Professional Background

Dr. Jennie Burnet is currently Associate Professor of Global Studies and Anthropology, as well as Associate Director of the Global Studies Institute, at Georgia State University (USA). She holds an M.A. and Ph.D. in Anthropology from the University of North Carolina at Chapel Hill (USA). As the J.B. and Maurice C. Shapiro Fellow at the Jack, Joseph and Morton Mandel Center for Advanced Holocaust Studies, Dr. Burnet will be conducting research for her project entitled, “Good Amidst Evil: Rescue in the Holocaust & the Rwandan Genocide.”  

Dr. Burnet is the recipient of numerous awards and fellowships, including the Elliot P. Skinner Book Award for Genocide Lives in Us. In 2006, the Kroc Institute for International Peace Studies at the University of Notre Dame awarded her with the Rockefeller Visiting Fellowship.
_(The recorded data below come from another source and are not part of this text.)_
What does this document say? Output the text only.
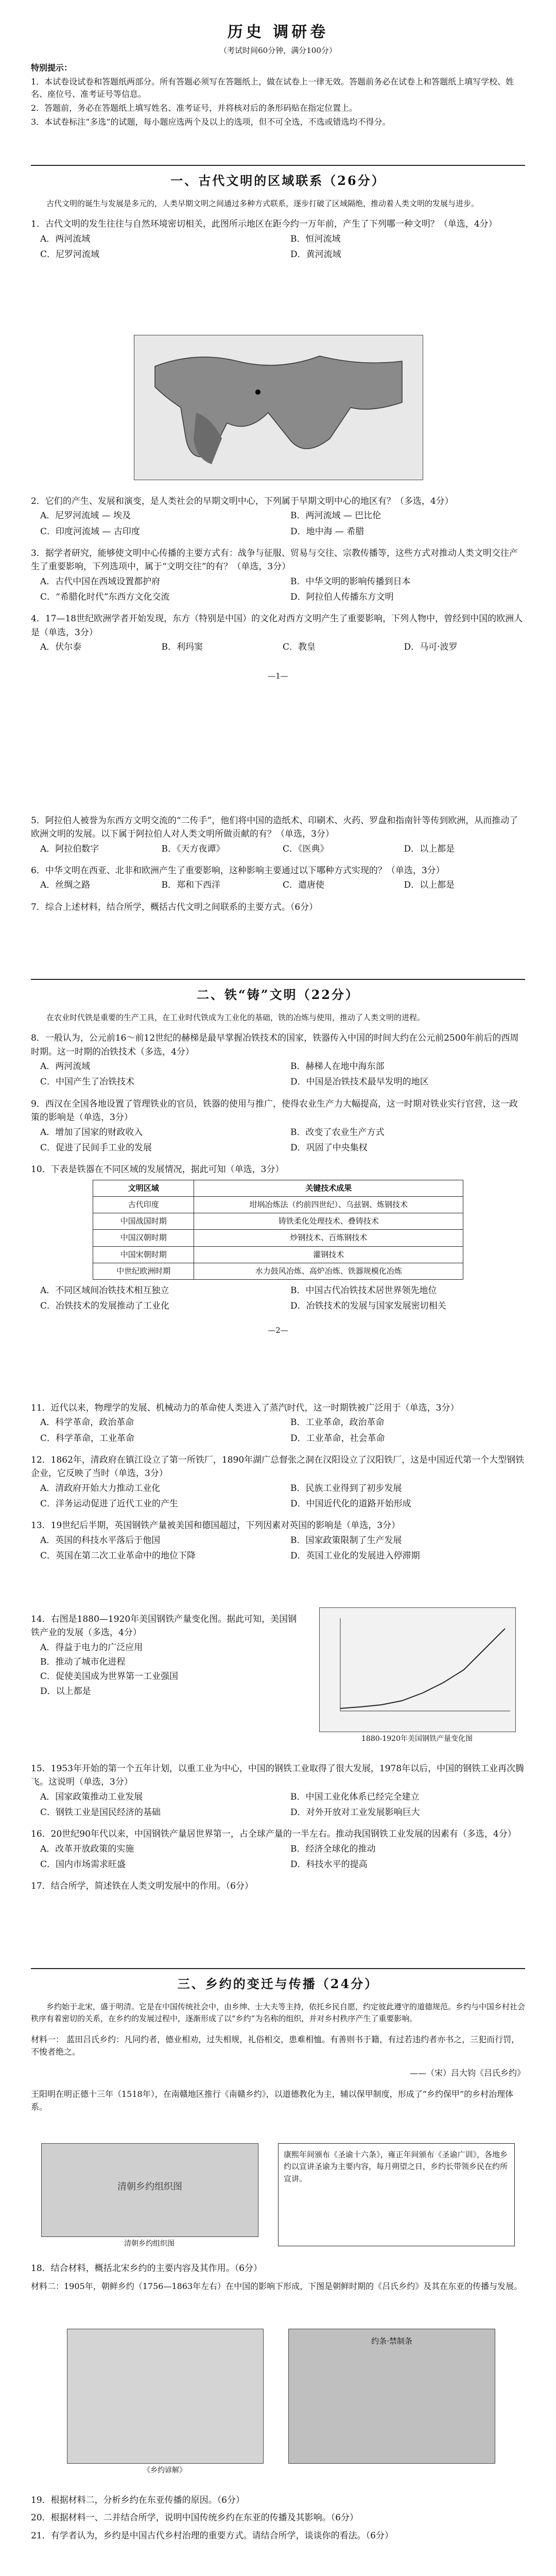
历史 调研卷
（考试时间60分钟，满分100分）

特别提示：

1．本试卷设试卷和答题纸两部分。所有答题必须写在答题纸上，做在试卷上一律无效。答题前务必在试卷上和答题纸上填写学校、姓名、座位号、准考证号等信息。

2．答题前，务必在答题纸上填写姓名、准考证号，并将核对后的条形码贴在指定位置上。

3．本试卷标注“多选”的试题，每小题应选两个及以上的选项，但不可全选，不选或错选均不得分。

一、古代文明的区域联系（26分）

古代文明的诞生与发展是多元的，人类早期文明之间通过多种方式联系，逐步打破了区域隔绝，推动着人类文明的发展与进步。

1．古代文明的发生往往与自然环境密切相关，此图所示地区在距今约一万年前，产生了下列哪一种文明？（单选，4分）

A．两河流域	B．恒河流域
C．尼罗河流域	D．黄河流域

2．它们的产生、发展和演变，是人类社会的早期文明中心，下列属于早期文明中心的地区有？（多选，4分）

A．尼罗河流域 — 埃及	B．两河流域 — 巴比伦
C．印度河流域 — 古印度	D．地中海 — 希腊

3．据学者研究，能够使文明中心传播的主要方式有：战争与征服、贸易与交往、宗教传播等，这些方式对推动人类文明交往产生了重要影响，下列选项中，属于“文明交往”的有？（单选，3分）

A．古代中国在西域设置都护府	B．中华文明的影响传播到日本
C．“希腊化时代”东西方文化交流	D．阿拉伯人传播东方文明

4．17—18世纪欧洲学者开始发现，东方（特别是中国）的文化对西方文明产生了重要影响，下列人物中，曾经到中国的欧洲人是（单选，3分）

A．伏尔泰	B．利玛窦	C．教皇	D．马可·波罗

—1—

5．阿拉伯人被誉为东西方文明交流的“二传手”，他们将中国的造纸术、印刷术、火药、罗盘和指南针等传到欧洲，从而推动了欧洲文明的发展。以下属于阿拉伯人对人类文明所做贡献的有？（单选，3分）

A．阿拉伯数字	B．《天方夜谭》	C．《医典》	D．以上都是

6．中华文明在西亚、北非和欧洲产生了重要影响，这种影响主要通过以下哪种方式实现的？（单选，3分）

A．丝绸之路	B．郑和下西洋	C．遣唐使	D．以上都是

7．综合上述材料，结合所学，概括古代文明之间联系的主要方式。（6分）

二、铁“铸”文明（22分）

在农业时代铁是重要的生产工具，在工业时代铁成为工业化的基础，铁的冶炼与使用，推动了人类文明的进程。

8．一般认为，公元前16～前12世纪的赫梯是最早掌握冶铁技术的国家，铁器传入中国的时间大约在公元前2500年前后的西周时期。这一时期的冶铁技术（多选，4分）

A．两河流域	B．赫梯人在地中海东部
C．中国产生了冶铁技术	D．中国是冶铁技术最早发明的地区

9．西汉在全国各地设置了管理铁业的官员，铁器的使用与推广，使得农业生产力大幅提高，这一时期对铁业实行官营，这一政策的影响是（单选，3分）

A．增加了国家的财政收入	B．改变了农业生产方式
C．促进了民间手工业的发展	D．巩固了中央集权

10．下表是铁器在不同区域的发展情况，据此可知（单选，3分）

文明区域	关键技术成果
古代印度	坩埚冶炼法（约前四世纪）、乌兹钢、炼钢技术
中国战国时期	铸铁柔化处理技术、叠铸技术
中国汉朝时期	炒钢技术、百炼钢技术
中国宋朝时期	灌钢技术
中世纪欧洲时期	水力鼓风冶炼、高炉冶炼、铁器规模化冶炼
A．不同区域间冶铁技术相互独立	B．中国古代冶铁技术居世界领先地位
C．冶铁技术的发展推动了工业化	D．冶铁技术的发展与国家发展密切相关

—2—

11．近代以来，物理学的发展、机械动力的革命使人类进入了蒸汽时代，这一时期铁被广泛用于（单选，3分）

A．科学革命，政治革命	B．工业革命，政治革命
C．科学革命，工业革命	D．工业革命，社会革命

12．1862年，清政府在镇江设立了第一所铁厂，1890年湖广总督张之洞在汉阳设立了汉阳铁厂，这是中国近代第一个大型钢铁企业，它反映了当时（单选，3分）

A．清政府开始大力推动工业化	B．民族工业得到了初步发展
C．洋务运动促进了近代工业的产生	D．中国近代化的道路开始形成

13．19世纪后半期，英国钢铁产量被美国和德国超过，下列因素对英国的影响是（单选，3分）

A．英国的科技水平落后于他国	B．国家政策限制了生产发展
C．英国在第二次工业革命中的地位下降	D．英国工业化的发展进入停滞期

14．右图是1880—1920年美国钢铁产量变化图。据此可知，美国钢铁产业的发展（多选，4分）

A．得益于电力的广泛应用
B．推动了城市化进程
C．促使美国成为世界第一工业强国
D．以上都是
1880-1920年美国钢铁产量变化图

15．1953年开始的第一个五年计划，以重工业为中心，中国的钢铁工业取得了很大发展，1978年以后，中国的钢铁工业再次腾飞。这说明（单选，3分）

A．国家政策推动工业发展	B．中国工业化体系已经完全建立
C．钢铁工业是国民经济的基础	D．对外开放对工业发展影响巨大

16．20世纪90年代以来，中国钢铁产量居世界第一，占全球产量的一半左右。推动我国钢铁工业发展的因素有（多选，4分）

A．改革开放政策的实施	B．经济全球化的推动
C．国内市场需求旺盛	D．科技水平的提高

17．结合所学，简述铁在人类文明发展中的作用。（6分）

三、乡约的变迁与传播（24分）

乡约始于北宋，盛于明清。它是在中国传统社会中，由乡绅、士大夫等主持，依托乡民自愿，约定彼此遵守的道德规范。乡约与中国乡村社会秩序有着密切的关系，在乡约的发展过程中，逐渐形成了以“乡约”为名称的组织，并对乡村秩序产生了重要影响。

材料一： 蓝田吕氏乡约：凡同约者，德业相劝，过失相规，礼俗相交，患难相恤。有善则书于籍，有过若违约者亦书之，三犯而行罚，不悛者绝之。

——（宋）吕大钧《吕氏乡约》

王阳明在明正德十三年（1518年），在南赣地区推行《南赣乡约》，以道德教化为主，辅以保甲制度，形成了“乡约保甲”的乡村治理体系。

清朝乡约组织图
清朝乡约组织图
康熙年间颁布《圣谕十六条》，雍正年间颁布《圣谕广训》，各地乡约以宣讲圣谕为主要内容，每月朔望之日，乡约长带领乡民在约所宣讲。

18．结合材料，概括北宋乡约的主要内容及其作用。（6分）

材料二：1905年，朝鲜乡约（1756—1863年左右）在中国的影响下形成，下图是朝鲜时期的《吕氏乡约》及其在东亚的传播与发展。

《乡约谚解》
约条·禁制条

19．根据材料二，分析乡约在东亚传播的原因。（6分）

20．根据材料一、二并结合所学，说明中国传统乡约在东亚的传播及其影响。（6分）

21．有学者认为，乡约是中国古代乡村治理的重要方式。请结合所学，谈谈你的看法。（6分）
Dr. Burnet is the author of the award-winning book, Genocide Lives in Us: Women, Memory, and Silence in Rwanda (2012). She has also written numerous book chapters, including “Accountability for Mass Death, Acts of Rescue and Silence in Rwanda” in A Companion to the Anthropology of Death (2018), and “Rape as a Weapon of Genocide: Gender, Patriarchy, and Sexual Violence in Rwanda” in Genocide and Gender in the Twentieth Century: A Comparative Survey (2015). Her research has appeared in Politics & Gender, African Affairs, African Studies Review, and the Women’s Studies International Forum.

Dr. Burnet is fluent in English and French, and proficient in Kinyarwanda.

Fellowship Research

While in residence at the Mandel Center, Dr. Burnet will develop research that makes systematic comparisons between rescuers from the Rwandan genocide and from the Holocaust. Drawing on the Museum’s resources, especially oral histories, she will explore the moral challenges faced by rescuers and how they conducted their actions. Her work will also explore the motivations of rescuers and recognize their importance in the histories of the Rwandan genocide and the Holocaust. This fellowship will also help complete the manuscript for her forthcoming book, To Save Heaven & Earth: Rescue During the Rwandan Genocide.